L’intesa tra i due è immediata, così come le meschinità e gli intrighi di palazzo: perché se è vero che le riflessioni della ragazza, scevre da preconcetti e da giochetti di potere sembrano restituire linfa al politico navigato, non tutti vedono di buon occhio l’accoppiata, platonica, s’intende, tra Alice e il sindaco. Dalle bazzecole come la metratura dell’ufficio – e vi sfido a trovare un luogo di lavoro dove questa cosa non è oggetto di dibattito alla macchinetta del caffè –, fino al ruolo crescente di Alice nelle campagne di comunicazione e al suo involontario snobismo nei confronti dei guru del settore, guru che lo stesso sindaco non esita a definire “volgari”, più di un collega cercherà di metterle i bastoni tra le ruote. Dall’ambiziosa responsabile di gabinetto (Léonie Simaga), alla rampante esperta di discorsi (Nora Hamzawi), fino all’ultimo dei galoppini dello staff.

A prima vista, Alice e il sindaco potrebbe sembrare una specie di House of Cards in salsa europea; ma proprio perché nasce nel Vecchio Mondo, in Francia per la precisione, è parecchio più raffinato. E più antipatico. I riferimenti colti e le citazioni si sprecano, così come il dibattito sulla sopravvivenza della sinistra e sul ruolo crescente del sovranismo, un dibattito che negli Stati Uniti anche solo per i toni sarebbe impensabile. Per non parlare poi del discorso finale: per qualcuno potrebbe apparire entusiasmante, per altri ingenuo. Di sicuro è utopistico, come constateranno amaramente i nostri protagonisti.

E per una volta, Luchini non è il più insopportabile dei due: in Alice e il sindaco il personaggio di Alice stravince, e non è neppure adorabilmente fastidiosa quanto il suo alter-ego. Le manca l’avverbio all’inizio, per l’appunto. A metà strada tra l’attivista di belle speranze e la studiosa distante dal popolo, proprio lo stereotipo che condanna ogni giorno, riesce quasi a rendere piacevoli i tramacci che i “cattivi” ordiscono alle sue spalle. La batte solo la moglie del migliore amico (Maud Wyler), sedicente artista con velleità ambientaliste e ben poco senso dell’umorismo. Perché frequentarla? Ma per i soldi, che domande.
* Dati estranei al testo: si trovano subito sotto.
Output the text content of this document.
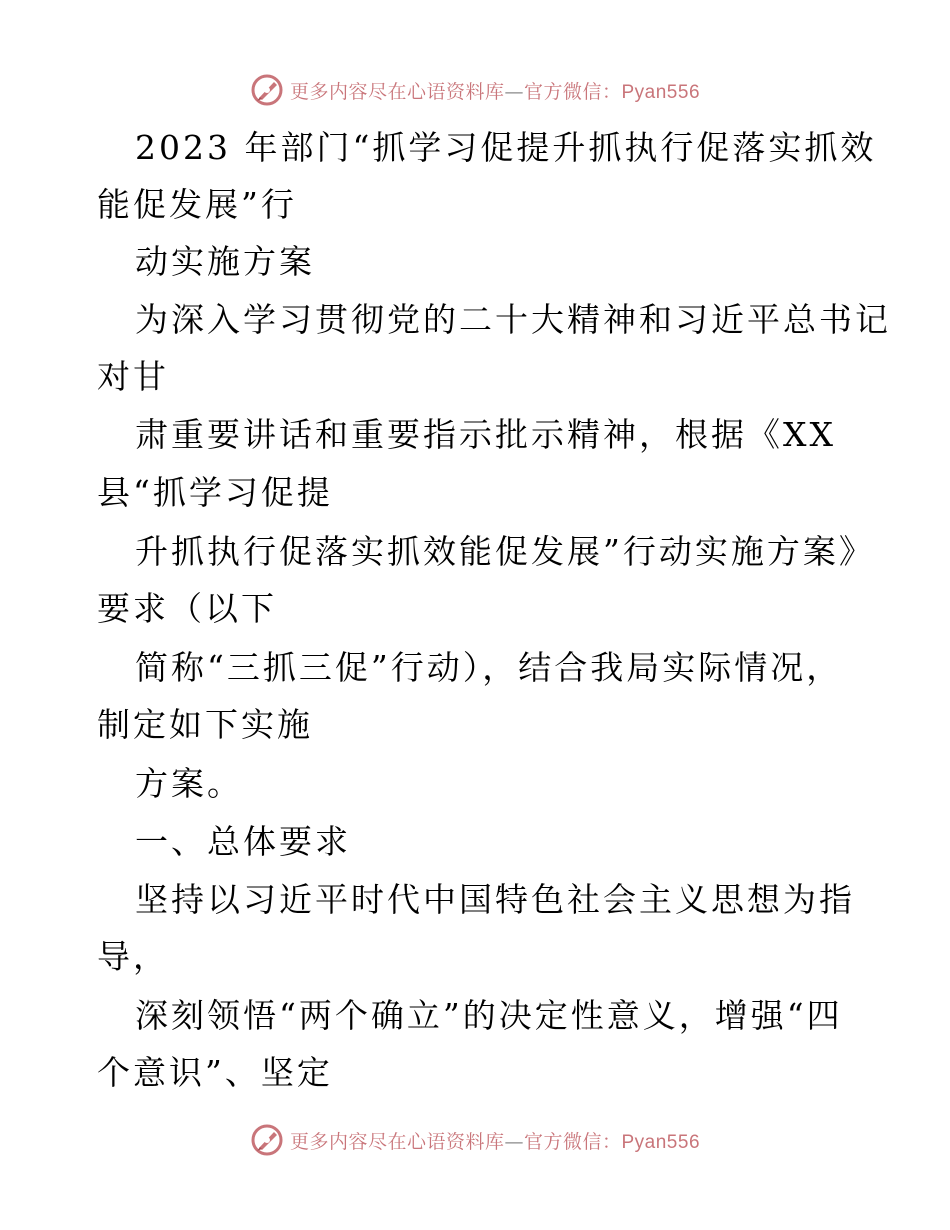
更多内容尽在心语资料库—官方微信：Pyan556
2023 年部门“抓学习促提升抓执行促落实抓效
能促发展”行
动实施方案
为深入学习贯彻党的二十大精神和习近平总书记
对甘
肃重要讲话和重要指示批示精神，根据《XX
县“抓学习促提
升抓执行促落实抓效能促发展”行动实施方案》
要求（以下
简称“三抓三促”行动），结合我局实际情况，
制定如下实施
方案。
一、总体要求
坚持以习近平时代中国特色社会主义思想为指
导，
深刻领悟“两个确立”的决定性意义，增强“四
个意识”、坚定
更多内容尽在心语资料库—官方微信：Pyan556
Ma non temete: nonostante la ragazza che dà il nome al film non brilli per simpatia, Alice e il sindaco è un gran bel film. Anzi, forse proprio per questo: perché, senza mai dichiararlo apertamente, mette in luce tutti i limiti che la politica in generale e la sinistra in particolare hanno mostrato negli ultimi tempi, perché fa un’ironia mai strillata, ma allo stesso tempo è un ritratto spietato di quel mondo.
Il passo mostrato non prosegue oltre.